Secara pribadi anda hobi bermain sepakbola?
Bermain enggak sih, tapi menikmati iya. Kalau ada waktu, saya selalu menyisihkannya untuk melihat pertandingan-pertandingan sepakbola di Liga Spanyol. Tapi untuk Piala Dunia kali ini saya meramalkan Jerman akan menjadi juara
Wah, sama dong dengan prediksinya Coach Indra…
Yang bener lu? Wah itu berarti ruh dia udah menyelusup ke dalam diri gua (tertawa)
Ngomong-ngomong, anda intens mengikuti perkembangan sepakbola nasional?

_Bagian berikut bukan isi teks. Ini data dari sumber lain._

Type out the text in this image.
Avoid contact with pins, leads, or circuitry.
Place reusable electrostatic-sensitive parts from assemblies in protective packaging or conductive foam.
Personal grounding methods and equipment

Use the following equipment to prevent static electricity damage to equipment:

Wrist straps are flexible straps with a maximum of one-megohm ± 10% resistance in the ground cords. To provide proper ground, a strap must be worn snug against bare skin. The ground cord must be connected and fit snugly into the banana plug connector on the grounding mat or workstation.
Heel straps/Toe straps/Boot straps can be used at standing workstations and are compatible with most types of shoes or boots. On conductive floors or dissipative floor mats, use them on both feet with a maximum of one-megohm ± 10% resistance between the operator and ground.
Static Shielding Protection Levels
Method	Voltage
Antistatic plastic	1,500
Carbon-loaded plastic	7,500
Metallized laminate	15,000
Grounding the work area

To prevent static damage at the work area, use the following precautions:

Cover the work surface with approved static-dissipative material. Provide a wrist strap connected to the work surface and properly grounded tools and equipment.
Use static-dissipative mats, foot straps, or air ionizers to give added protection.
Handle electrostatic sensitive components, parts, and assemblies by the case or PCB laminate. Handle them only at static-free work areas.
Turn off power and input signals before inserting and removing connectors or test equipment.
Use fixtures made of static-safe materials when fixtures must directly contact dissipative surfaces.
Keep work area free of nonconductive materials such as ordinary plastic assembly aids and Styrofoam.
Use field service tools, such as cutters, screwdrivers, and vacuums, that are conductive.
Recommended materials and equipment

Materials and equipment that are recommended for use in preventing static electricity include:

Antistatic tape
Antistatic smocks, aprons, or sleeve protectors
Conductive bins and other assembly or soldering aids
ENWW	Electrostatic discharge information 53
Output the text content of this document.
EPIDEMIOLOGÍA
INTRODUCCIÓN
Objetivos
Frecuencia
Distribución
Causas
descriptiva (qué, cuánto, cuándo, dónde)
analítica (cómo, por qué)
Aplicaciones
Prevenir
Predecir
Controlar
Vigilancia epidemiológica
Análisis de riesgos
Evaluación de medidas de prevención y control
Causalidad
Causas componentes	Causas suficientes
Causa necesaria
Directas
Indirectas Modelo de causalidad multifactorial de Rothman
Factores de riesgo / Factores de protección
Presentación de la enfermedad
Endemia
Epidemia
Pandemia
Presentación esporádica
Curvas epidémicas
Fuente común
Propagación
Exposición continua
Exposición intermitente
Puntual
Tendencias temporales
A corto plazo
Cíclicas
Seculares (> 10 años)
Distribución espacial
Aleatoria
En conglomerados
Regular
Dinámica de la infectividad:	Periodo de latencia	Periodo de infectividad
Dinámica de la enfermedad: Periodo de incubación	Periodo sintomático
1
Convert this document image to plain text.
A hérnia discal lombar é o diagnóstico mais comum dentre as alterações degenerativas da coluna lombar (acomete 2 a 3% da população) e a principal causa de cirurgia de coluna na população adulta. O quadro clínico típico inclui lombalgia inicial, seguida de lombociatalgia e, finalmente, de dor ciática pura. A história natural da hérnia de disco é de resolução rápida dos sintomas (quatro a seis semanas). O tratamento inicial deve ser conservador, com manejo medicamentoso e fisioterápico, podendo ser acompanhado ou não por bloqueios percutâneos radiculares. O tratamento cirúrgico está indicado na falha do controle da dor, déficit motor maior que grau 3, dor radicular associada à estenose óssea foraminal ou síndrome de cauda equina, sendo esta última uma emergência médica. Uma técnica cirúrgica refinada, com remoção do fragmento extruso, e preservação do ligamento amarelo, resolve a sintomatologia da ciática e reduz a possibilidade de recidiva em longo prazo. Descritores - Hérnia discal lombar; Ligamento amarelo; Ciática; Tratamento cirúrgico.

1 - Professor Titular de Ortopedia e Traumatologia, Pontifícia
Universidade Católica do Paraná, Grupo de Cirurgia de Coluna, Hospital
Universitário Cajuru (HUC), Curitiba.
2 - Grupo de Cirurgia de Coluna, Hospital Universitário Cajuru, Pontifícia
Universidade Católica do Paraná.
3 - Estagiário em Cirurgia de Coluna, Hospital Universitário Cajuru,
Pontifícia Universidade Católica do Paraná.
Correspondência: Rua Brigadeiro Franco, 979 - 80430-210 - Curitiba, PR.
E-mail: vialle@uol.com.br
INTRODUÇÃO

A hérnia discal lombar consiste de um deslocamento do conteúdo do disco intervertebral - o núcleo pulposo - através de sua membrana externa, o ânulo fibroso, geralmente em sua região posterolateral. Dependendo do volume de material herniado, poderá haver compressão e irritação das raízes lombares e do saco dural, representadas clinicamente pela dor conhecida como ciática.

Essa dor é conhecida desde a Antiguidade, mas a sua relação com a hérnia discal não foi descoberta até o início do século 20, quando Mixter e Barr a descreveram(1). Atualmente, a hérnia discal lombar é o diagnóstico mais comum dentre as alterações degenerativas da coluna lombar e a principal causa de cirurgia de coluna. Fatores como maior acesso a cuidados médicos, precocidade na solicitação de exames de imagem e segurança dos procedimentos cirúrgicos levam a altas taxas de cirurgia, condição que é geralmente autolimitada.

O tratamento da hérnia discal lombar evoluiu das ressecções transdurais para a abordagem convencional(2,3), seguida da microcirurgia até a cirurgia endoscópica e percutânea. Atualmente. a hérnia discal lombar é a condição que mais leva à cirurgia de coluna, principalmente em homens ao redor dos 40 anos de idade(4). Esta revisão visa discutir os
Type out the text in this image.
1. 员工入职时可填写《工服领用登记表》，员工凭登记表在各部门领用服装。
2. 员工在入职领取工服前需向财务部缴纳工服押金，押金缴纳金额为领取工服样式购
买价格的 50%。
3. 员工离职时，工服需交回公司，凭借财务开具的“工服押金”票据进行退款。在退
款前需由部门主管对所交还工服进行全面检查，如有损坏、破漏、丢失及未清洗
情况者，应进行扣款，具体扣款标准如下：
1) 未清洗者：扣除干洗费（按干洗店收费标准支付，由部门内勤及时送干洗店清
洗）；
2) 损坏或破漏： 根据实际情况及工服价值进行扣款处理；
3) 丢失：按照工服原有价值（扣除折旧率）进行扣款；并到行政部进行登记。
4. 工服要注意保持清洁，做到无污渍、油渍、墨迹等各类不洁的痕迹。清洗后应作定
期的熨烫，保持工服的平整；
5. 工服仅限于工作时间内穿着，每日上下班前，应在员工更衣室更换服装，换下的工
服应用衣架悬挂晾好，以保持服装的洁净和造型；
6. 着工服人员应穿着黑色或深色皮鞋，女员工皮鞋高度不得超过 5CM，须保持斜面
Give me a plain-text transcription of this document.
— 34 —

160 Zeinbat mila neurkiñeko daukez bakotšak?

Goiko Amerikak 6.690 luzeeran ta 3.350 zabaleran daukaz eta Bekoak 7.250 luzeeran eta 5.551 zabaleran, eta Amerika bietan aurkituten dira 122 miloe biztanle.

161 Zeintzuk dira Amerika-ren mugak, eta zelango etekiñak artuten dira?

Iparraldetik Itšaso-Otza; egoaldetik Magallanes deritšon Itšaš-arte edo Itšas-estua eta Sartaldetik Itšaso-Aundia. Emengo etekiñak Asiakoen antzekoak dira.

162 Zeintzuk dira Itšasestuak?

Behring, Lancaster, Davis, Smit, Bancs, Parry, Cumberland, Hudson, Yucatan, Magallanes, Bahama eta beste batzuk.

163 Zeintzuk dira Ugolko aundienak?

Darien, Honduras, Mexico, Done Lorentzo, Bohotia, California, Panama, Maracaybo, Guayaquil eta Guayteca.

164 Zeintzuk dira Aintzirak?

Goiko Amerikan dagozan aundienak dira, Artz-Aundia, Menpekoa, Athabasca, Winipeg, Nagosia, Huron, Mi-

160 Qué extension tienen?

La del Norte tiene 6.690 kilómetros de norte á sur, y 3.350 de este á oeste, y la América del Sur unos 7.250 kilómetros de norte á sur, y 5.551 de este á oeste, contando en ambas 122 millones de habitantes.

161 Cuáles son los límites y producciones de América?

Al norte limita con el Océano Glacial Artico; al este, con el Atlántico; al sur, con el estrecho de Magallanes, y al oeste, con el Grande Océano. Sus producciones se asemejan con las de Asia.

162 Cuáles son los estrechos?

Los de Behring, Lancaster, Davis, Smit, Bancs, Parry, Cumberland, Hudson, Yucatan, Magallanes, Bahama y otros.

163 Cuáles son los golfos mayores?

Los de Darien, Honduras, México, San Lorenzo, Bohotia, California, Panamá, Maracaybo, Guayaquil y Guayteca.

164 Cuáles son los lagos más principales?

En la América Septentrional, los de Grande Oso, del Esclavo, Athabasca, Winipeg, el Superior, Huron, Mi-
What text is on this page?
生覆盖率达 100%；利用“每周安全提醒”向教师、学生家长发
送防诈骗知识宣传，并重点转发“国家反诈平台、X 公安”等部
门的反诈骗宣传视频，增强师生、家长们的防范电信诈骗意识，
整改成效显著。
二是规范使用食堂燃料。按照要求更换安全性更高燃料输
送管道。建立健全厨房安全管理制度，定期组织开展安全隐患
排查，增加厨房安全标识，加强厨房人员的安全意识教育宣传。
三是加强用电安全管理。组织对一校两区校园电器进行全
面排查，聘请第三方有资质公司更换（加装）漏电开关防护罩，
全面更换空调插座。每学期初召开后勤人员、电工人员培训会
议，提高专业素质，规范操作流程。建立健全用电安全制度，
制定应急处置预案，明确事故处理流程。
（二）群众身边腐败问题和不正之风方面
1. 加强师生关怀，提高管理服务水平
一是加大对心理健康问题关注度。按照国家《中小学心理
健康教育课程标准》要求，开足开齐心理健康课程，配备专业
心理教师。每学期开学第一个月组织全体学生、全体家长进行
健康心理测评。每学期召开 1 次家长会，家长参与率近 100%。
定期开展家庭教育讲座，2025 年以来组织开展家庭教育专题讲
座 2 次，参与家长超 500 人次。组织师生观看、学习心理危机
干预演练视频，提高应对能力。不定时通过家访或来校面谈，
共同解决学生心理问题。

Intens tidak intens, suka tidak suka sepakbola, saya rasa rata-rata semua orang Indonesia tahu bagaimana situasi persepakbolaan nasional yang selalu diramaikan dengan kekisruhan itu. Masyarakat sudah mafhum bagaimana sepakbola di negeri ini ditangani secara tidak baik. Orang tahu bagaimana hubungan antara klub-klub sepakbola dengan PSSI (Persatuan Sepakbola Seluruh Indonesia—red), hubungan PSSI dengan pemerintah. Itu semua sudah jadi rahasia umum-lah. Ya memang sepakbola kita kondisinya masih tidak baik.
Ukurannya apa?
Ya barometernya jelas prestasi dong. Semua orang tahu bahwa kita belum menorehkan pretsasi apa-apa di kancah Asia sekalipun. Kenapa? Ya karena kita memiliki manajemen yang buruk. Kita tidak mampu menyatukan orang-orang yang kompeten di bidang sepakbola sehingga situasinya cenderung mundur. Antara pengurus asosiasi sepakbola dengan pemain dan pelatih di lapangan tidak nyambung. Itu pula yang dialami oleh Indra Sjafri saat pertama kali merintis pembentukan Timnas U19 ini.
Tepatnya apa yang dialami Indra Sjari?
Yang saya tahu ia tidak mendapat dukungan moral dan logistik saat memulai pencarian talenta-talenta untuk sebuah timnas yang bagus itu.